We only had a day together, a day that started far inland and needed to make up for all the years we’ve missed in just a few short hours. Thanks to the magic of an old truck and a tank of gas, we accomplished all that and so much more. Time has been hard on both of us, but this is an eternal friendship: it picks up where it left off, regardless of years or miles, never a beat missed.
Thirty years ago, if we weren’t at the beach, we hung around her house. She had a Commodore 64 computer with a 5.25″ floppy drive – some high-tech add-on gizmo that allowed her to save her games when she shut the thing off. (“It’s a peripheral.” “Whatever.”) I sprawled out with markers and paper, drawing unicorns. We always did our own thing, content to simply be around each other, simultaneously tuned to a wavelength that no one else could receive.
Today, both of our pockets bulged with rocks and shells, and my thoughtlessly-chosen jeans were soaked to the knees. We picked our way up the beach, avoiding the rockiest places and collecting all the pretties we could find. Finally we ended up with her sitting on a rock taking pictures with a smartphone. I sat at the base of said rock with a fancy ink brush and some pro-grade watercolors in hand, painting the little stones that littered the beach.

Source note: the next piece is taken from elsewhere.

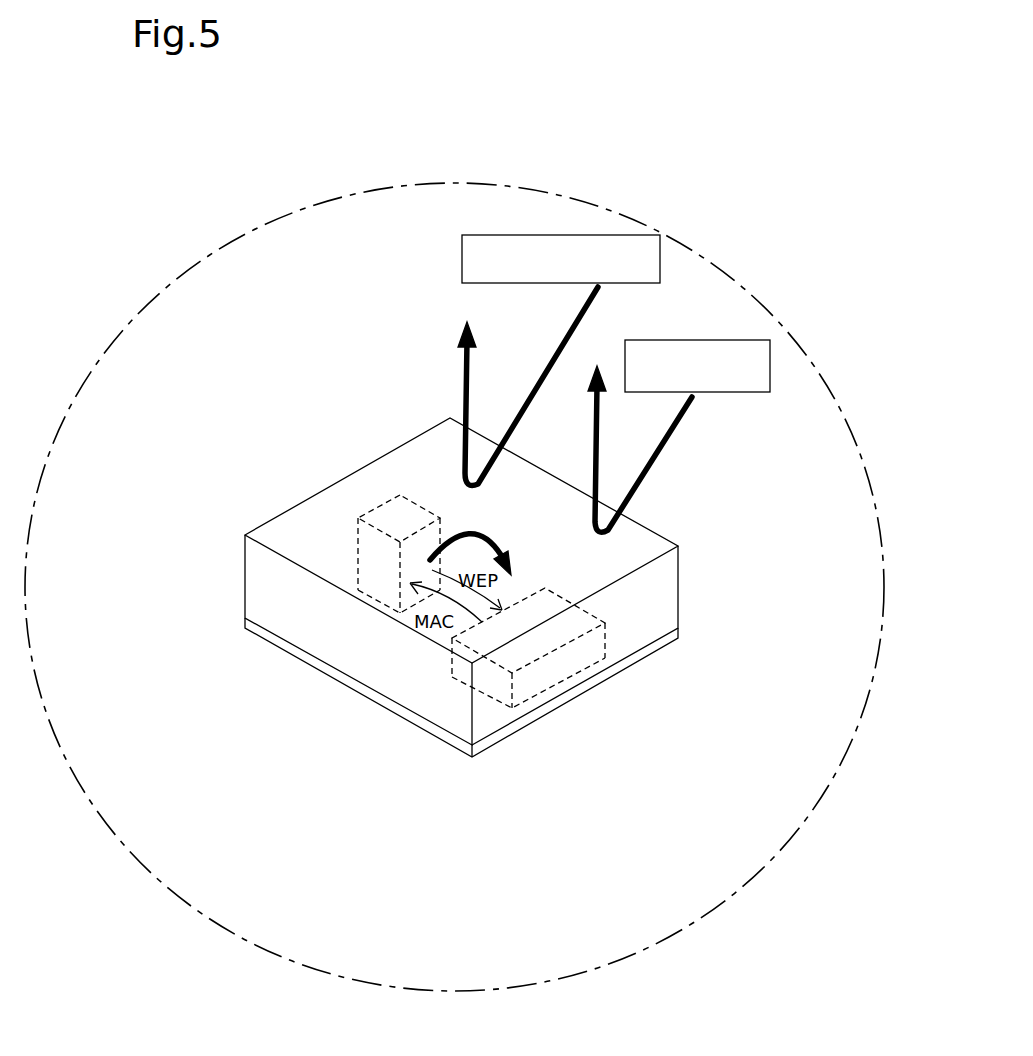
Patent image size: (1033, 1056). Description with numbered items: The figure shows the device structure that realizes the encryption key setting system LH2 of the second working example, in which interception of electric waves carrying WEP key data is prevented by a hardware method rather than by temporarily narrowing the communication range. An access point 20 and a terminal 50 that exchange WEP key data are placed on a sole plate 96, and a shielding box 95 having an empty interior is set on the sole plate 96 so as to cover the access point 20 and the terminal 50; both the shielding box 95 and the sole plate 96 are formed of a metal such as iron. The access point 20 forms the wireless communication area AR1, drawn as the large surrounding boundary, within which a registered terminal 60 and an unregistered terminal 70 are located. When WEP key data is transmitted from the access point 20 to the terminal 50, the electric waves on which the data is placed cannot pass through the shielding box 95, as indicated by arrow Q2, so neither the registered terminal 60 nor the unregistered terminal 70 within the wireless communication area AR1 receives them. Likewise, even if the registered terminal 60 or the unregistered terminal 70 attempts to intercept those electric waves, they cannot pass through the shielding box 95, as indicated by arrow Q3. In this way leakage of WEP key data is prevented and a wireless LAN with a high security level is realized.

Our tools were more sophisticated; the vibe between us, unchanged. If you had asked me the week before for the ultimate hour with her, I wouldn’t have had a different answer. Oh, I could have wished for a few things: for her to be free to dive into the surf the way I know she longed to do. For me to have all the time and money in the world, so we wouldn’t have had to think twice about how we spent the rest of the brief time she was here. Not to be, I’m afraid, but this was still exactly what we needed. We were together: doing our own thing in the same place again at long last, still tuned the wavelength that lets us finish each other’s sentences and laugh at jokes we haven’t entirely made yet (jokes that no one else would understand, even if we could get them out before dissolving in laughter.) Still bellowing along (in different, incorrect keys) with the utter insanity that is Adam Ant’s lyrics. Still, and always, Best Friends.
Now, I’m in front of my own computer, a form of technology that the years have taught me to appreciate. Nearby there’s a pile of sand-worn rocks and a little sketch in my book. For anyone that sees it in the future, it’s five more rocks and some sand. Base drawing in ink, for Inktober’s sake; nondescript to be sure. It shares a quality with all my sketches in that it harbors a memory: in this case, a few precious hours enjoying the closest brush with sisterhood that I will ever know.